Großfürst Nikolaus Konstantinowitsch

Großfürst Nikolaus Konstantinowitsch

gemeinfrei
Die Romanows hatten eine „Leiche im Keller“. Großfürst Nikolaus Konstantinowitsch war ein Lebemann und eine ständige Bedrohung für das Ansehen der kaiserlichen Familie, und zwar so sehr, dass sie ihn für verrückt erklären ließ und er nach Taschkent in die Verbannung geschickt wurde.
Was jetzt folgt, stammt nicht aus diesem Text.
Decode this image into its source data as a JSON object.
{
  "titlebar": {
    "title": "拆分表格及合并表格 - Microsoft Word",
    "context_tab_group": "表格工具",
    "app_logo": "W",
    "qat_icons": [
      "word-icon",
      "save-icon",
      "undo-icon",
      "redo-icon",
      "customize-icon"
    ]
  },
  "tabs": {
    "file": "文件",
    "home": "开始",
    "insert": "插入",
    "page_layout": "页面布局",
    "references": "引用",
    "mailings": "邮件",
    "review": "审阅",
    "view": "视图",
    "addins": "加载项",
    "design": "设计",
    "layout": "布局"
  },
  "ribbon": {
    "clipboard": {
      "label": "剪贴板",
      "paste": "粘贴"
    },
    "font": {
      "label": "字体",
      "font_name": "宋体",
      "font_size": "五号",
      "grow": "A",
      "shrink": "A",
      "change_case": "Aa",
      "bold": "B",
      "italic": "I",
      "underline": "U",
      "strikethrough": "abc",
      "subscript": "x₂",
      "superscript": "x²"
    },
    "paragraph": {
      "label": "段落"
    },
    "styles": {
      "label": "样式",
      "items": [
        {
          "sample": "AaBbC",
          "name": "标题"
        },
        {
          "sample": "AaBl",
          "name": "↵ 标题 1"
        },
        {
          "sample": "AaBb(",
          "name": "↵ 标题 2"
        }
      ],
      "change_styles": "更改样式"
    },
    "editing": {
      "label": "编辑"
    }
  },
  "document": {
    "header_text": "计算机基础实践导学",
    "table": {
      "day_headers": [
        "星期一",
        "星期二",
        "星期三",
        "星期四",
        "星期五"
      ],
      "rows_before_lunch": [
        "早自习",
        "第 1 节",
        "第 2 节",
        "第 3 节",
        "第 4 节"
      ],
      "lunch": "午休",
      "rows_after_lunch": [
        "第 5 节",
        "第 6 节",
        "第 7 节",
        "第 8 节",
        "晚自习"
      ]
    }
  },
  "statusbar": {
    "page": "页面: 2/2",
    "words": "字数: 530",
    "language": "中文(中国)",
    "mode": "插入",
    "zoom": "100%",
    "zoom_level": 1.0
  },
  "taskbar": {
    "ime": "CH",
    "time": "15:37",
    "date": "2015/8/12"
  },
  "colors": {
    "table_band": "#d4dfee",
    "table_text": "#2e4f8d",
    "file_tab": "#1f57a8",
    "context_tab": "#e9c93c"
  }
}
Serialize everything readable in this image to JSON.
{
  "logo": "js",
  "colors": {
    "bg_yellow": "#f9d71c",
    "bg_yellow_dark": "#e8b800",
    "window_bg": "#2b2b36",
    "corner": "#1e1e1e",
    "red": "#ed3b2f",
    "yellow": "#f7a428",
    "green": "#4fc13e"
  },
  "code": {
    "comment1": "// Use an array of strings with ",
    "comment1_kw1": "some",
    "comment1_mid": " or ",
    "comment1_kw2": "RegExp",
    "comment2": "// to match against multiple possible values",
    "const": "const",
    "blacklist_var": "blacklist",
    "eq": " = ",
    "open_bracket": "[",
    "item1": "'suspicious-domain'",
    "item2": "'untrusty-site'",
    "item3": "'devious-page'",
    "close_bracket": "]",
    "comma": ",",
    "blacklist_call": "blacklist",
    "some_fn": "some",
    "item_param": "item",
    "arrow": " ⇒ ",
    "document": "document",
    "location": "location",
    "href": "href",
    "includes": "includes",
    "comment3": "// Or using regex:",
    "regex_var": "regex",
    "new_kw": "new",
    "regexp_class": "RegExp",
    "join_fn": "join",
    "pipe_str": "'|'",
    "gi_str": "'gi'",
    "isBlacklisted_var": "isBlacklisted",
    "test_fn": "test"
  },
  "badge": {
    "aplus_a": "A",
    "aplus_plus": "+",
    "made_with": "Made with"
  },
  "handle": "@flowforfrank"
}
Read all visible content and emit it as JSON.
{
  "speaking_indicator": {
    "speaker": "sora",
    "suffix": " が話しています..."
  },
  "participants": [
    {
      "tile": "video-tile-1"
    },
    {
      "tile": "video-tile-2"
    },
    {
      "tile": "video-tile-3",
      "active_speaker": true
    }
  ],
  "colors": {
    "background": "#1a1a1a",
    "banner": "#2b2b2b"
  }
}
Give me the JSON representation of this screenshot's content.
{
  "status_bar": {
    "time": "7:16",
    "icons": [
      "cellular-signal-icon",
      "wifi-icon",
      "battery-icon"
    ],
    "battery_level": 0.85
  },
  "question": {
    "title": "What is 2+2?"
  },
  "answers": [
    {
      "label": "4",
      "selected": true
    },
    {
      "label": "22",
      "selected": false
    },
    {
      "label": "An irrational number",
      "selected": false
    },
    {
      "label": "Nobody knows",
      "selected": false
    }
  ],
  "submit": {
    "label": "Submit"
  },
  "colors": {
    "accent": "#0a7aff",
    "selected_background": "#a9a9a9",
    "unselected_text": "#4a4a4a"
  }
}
Im Januar 2019 wurde in Taschkent ein wahrhaft königlicher Schatz entdeckt: Münzen, Geschirr, Schmuck - im Wert von mehr als einer Million Dollar. Es war der Schatz des Nikolaus Konstantinowitsch Romanow (1850-1918), der zu Sowjetzeiten nie gefunden wurde. 

Ein Romanow in Taschkent

Schloss von Nikolaus Konstantinowitsch Romanow in Taschkent

Der Großfürst lebte bis zu seinem Tode in Taschkent und hat viel für die Stadt getan. Zunächst ließ er Kanäle bauen. Er stiftete außerdem Stipendien für usbekische Studenten, die nicht genug Geld hatten, um an russischen Universitäten zu studieren.

Er war ein brillanter Unternehmer: Er eröffnete Fotostudios und Billardräume, begann Kwas zu verkaufen und handelte mit Reis. Er gründete Seifenfabriken und Vollzyklus-Baumwollspinnereien. 

Nikolaus Konstantinowitsch kannte sich auch in der Landwirtschaft hervorragend aus. Sein bekanntestes Projekt war die Bewässerung der Mirzachol-Wüste, die auch „Hungrige Steppe“ genannt wurde. Mit seinem eigenen Geld finanzierte der Großherzog den Bau des 60 Meilen langen Romanowski-Bewässerungskanals und sorgte so dafür, dass diese Salzwüste außerhalb von Taschkent landwirtschaftlich nutzbar wurde. Dieses Projekt wurde in Sowjetzeiten fortgesetzt. 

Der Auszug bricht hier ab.